Moving forward, it will therefore be important to determine the robustness of a strategy that involves computational modelling based solely on mechanical influences, given the diversity of pro-fibrotic stimuli that can derail remodelling in patients. Successful TEHV solutions will probably need to combine computationally guided remodelling with complementary strategies to control detrimental fibrosis. For example, native valve cells express anti-fibrotic factors8 that could potentially be delivered alongside a TEHV to help suppress adverse remodelling, particularly in the early post-implantation phase, when inflammation might be heightened.
It is also notable that the remodelled valves showed little development of the trilayered microstructure of native valves, in which the top, middle and underlying sections of each leaflet have different compositions and mechanical properties. This structure is thought to be essential to native-valve mechanics5. Longer-term follow-up will be necessary to determine whether Emmert and colleagues’ TEHVs undergo further remodelling after 12 months to produce this microstructure, as has been observed in other TEHVs9, or if normal function can be maintained without it. Longer-term follow-up will also reveal whether the recipient cells in the TEHVs — which had quiesced and stopped making tissue after one year — can be reactivated to make new tissue and allow the valve to grow, as is required for children.

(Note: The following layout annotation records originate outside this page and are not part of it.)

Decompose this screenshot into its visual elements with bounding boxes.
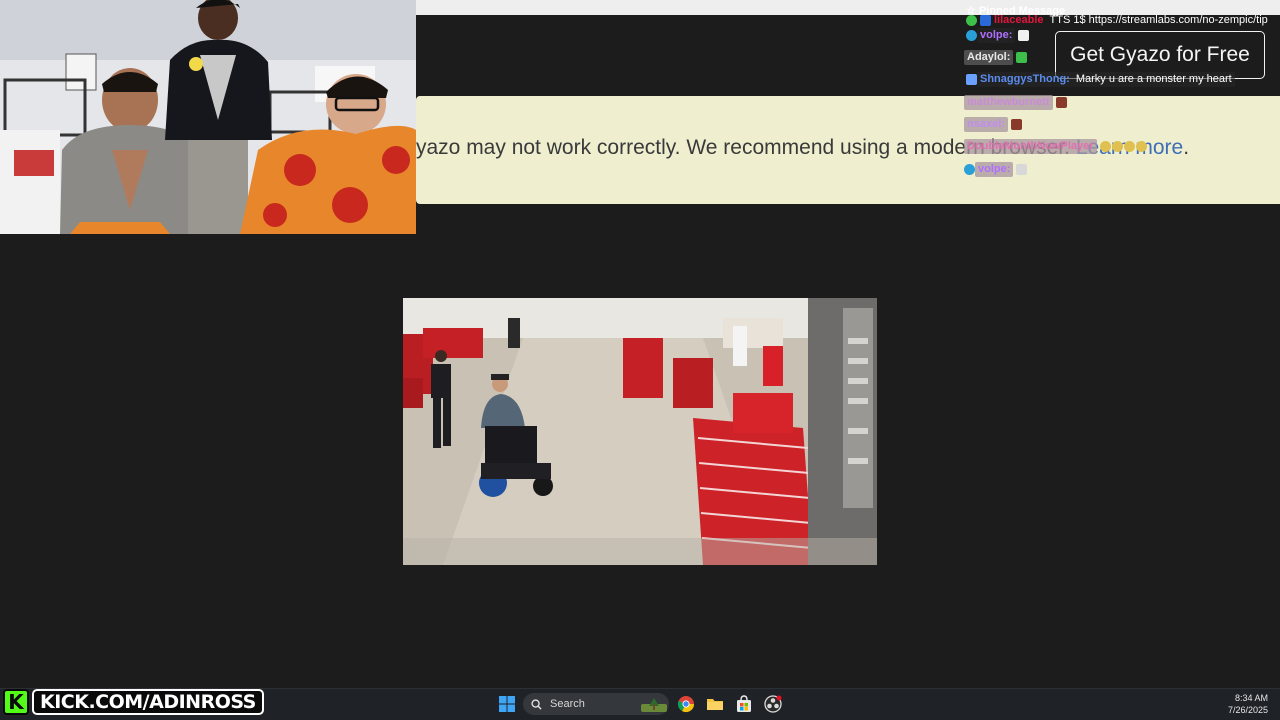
video-player[interactable] (403, 298, 877, 565)
search-icon (531, 698, 542, 710)
chat-message-pinned: lilaceable TTS 1$ https://streamlabs.com… (964, 13, 1271, 28)
widget-icon[interactable] (641, 696, 667, 712)
chat-username[interactable]: lilaceable (991, 13, 1047, 28)
store-icon[interactable] (735, 695, 753, 713)
emote-icon (1018, 30, 1030, 41)
chat-username[interactable]: Adaylol: (964, 50, 1014, 65)
badge-icon (966, 74, 977, 85)
kick-stream-logo: K KICK.COM/ADINROSS (3, 688, 264, 716)
emote-icon (1123, 141, 1135, 152)
clock-date: 7/26/2025 (1227, 705, 1268, 715)
chat-message: Adaylol: (964, 50, 1028, 65)
screen: yazo may not work correctly. We recommen… (0, 0, 1280, 720)
windows-start-icon[interactable] (498, 695, 516, 713)
chrome-icon[interactable] (677, 695, 695, 713)
stream-url-label: KICK.COM/ADINROSS (32, 689, 264, 715)
emote-icon (1055, 97, 1067, 108)
emote-icon (1016, 52, 1028, 63)
chat-username[interactable]: volpe: (975, 162, 1014, 177)
file-explorer-icon[interactable] (706, 695, 724, 713)
emote-icon (1111, 141, 1123, 152)
chat-username[interactable]: nsaxel: (964, 117, 1008, 132)
chat-message: ShnaggysThong: Marky u are a monster my … (964, 72, 1235, 87)
emote-icon (1135, 141, 1147, 152)
clock-time: 8:34 AM (1234, 693, 1268, 703)
chat-message: volpe: (964, 28, 1030, 43)
chat-text: Marky u are a monster my heart (1072, 72, 1235, 87)
chat-message: nsaxel: (964, 117, 1022, 132)
chat-text: TTS 1$ https://streamlabs.com/no-zempic/… (1049, 14, 1268, 26)
video-frame (403, 298, 877, 565)
badge-icon (964, 164, 975, 175)
chat-username[interactable]: volpe: (977, 28, 1016, 43)
kick-logo-icon: K (3, 689, 29, 715)
chat-message: volpe: (964, 162, 1028, 177)
emote-icon (1099, 141, 1111, 152)
webcam-overlay (0, 0, 416, 234)
obs-icon[interactable] (764, 695, 782, 713)
chat-username[interactable]: matthewburnett (964, 95, 1053, 110)
emote-icon (1016, 164, 1028, 175)
webcam-scene (0, 0, 416, 234)
chat-message: DoubleMonthNowPlayer (964, 139, 1147, 154)
taskbar-search-box[interactable]: Search (523, 693, 669, 715)
system-clock[interactable]: 8:34 AM 7/26/2025 (1228, 692, 1268, 716)
search-label: Search (550, 698, 585, 710)
badge-icon (966, 30, 977, 41)
emote-icon (1010, 119, 1022, 130)
chat-username[interactable]: ShnaggysThong: (977, 72, 1073, 87)
chat-username[interactable]: DoubleMonthNowPlayer (964, 139, 1097, 154)
chat-overlay: ☆ Pinned Message lilaceable TTS 1$ https… (962, 2, 1280, 182)
chat-message: matthewburnett (964, 95, 1067, 110)
badge-icon (980, 15, 991, 26)
verified-badge-icon (966, 15, 977, 26)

Ultimately, TEHV cells must be activated to grow and repair as necessary, but then quiesce to prevent fibrosis. Emmert and colleagues’ study clearly demonstrates the potential of a computational strategy to design TEHVs that can achieve this delicate balance on the basis of predicted mechanical and biological outcomes. The work also argues for further development of this approach to account for other factors in remodelling that could be predictably guided.